Security is a fickle thing. From what I'm reading almost everyone has assumed, 'website hack, it's godaddy' - however if you all followed the process, I first asked for the logs. The reason would be to help establish a pattern "to identify the source" whether it was internal or external.
She couldn't provide the logs so the process of elimination started, beginning with her own computer. It stands that the most simple explainations are often the most true. I'm a trained security expert and what I saw, but didn't say was that changes to her site was being made after she made an upload to her website.
It as more likely that someone had her username/password and was monitoring changes to her site so they can make changes of their own.
Hence I asked her to scan her computer for things like keyloggers, trojans, etc using specific software and she did find one. One that has a history of corruption and security risks via the browser.

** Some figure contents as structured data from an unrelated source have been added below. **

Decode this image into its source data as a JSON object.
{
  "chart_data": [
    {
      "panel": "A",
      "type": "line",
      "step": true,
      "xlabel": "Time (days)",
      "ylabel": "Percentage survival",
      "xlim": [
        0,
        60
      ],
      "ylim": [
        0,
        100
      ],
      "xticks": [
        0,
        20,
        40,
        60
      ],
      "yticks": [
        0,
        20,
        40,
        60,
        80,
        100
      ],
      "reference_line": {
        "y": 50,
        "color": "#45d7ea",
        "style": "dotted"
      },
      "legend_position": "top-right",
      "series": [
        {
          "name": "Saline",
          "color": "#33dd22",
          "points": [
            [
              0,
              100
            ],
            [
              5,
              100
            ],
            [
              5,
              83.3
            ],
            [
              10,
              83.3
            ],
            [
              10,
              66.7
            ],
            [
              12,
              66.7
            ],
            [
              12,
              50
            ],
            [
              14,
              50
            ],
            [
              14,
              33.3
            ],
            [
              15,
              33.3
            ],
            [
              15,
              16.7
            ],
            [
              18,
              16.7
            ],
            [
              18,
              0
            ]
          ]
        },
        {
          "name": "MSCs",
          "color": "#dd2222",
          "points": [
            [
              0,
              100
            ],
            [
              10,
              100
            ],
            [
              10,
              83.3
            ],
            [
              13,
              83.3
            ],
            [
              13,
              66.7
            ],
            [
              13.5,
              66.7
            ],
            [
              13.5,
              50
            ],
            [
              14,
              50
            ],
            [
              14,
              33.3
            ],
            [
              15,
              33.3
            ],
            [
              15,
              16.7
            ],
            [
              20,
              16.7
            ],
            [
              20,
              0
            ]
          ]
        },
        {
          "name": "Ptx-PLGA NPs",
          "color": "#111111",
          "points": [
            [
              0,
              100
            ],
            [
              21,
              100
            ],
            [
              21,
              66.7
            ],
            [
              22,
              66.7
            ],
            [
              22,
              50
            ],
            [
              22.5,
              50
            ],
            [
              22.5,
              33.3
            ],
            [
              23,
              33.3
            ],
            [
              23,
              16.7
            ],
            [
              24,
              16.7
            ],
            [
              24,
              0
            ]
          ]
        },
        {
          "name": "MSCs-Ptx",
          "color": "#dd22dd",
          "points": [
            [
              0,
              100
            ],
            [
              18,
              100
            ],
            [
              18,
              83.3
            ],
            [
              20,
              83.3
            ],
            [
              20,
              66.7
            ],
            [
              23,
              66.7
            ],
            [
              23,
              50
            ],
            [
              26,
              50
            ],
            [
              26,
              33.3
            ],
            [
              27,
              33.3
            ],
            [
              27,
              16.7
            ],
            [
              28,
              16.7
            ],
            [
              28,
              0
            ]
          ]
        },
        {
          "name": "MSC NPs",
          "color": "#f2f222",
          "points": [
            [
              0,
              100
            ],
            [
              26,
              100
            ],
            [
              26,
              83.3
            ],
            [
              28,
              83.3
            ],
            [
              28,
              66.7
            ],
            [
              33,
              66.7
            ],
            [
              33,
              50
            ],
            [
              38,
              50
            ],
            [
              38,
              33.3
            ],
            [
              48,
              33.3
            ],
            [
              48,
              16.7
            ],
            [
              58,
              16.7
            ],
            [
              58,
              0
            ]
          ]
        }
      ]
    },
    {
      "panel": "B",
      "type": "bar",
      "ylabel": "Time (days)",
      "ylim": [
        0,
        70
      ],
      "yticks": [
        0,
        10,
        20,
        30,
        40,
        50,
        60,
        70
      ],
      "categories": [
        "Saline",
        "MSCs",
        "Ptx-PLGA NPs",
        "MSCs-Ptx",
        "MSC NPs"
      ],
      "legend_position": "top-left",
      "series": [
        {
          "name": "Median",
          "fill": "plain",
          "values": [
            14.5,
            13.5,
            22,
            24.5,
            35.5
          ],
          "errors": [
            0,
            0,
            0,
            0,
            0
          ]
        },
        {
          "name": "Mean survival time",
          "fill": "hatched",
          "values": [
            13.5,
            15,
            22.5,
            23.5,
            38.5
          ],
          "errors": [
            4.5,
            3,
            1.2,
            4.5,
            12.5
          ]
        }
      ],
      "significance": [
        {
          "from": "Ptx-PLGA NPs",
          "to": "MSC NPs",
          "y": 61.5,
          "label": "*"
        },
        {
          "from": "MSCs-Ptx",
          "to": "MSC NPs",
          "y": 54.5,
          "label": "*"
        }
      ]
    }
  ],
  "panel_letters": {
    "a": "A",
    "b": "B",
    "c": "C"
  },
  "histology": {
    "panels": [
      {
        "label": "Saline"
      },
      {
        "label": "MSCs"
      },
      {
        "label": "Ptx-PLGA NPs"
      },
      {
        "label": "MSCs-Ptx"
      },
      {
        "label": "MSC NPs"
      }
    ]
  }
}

That's why I asked her how she logged in to godaddy and directed her to use a software like CuteFTP.
I recommended CuteFTP because of all the programs I use, including winscp and others, CuteFTP is the most simple approach and it has all of the options that I've ever needed in nearly 10 years of development.
She needed a fast, simple way of uploading changes to her server without compromise from the browser and CuteFTP is a very good and affordable solution. The only time I really use winscp is for managing and issuing keys to contractors I hire that need server access.
This was not meant to become a debate on which program is the best to use. Everyone has their preferences.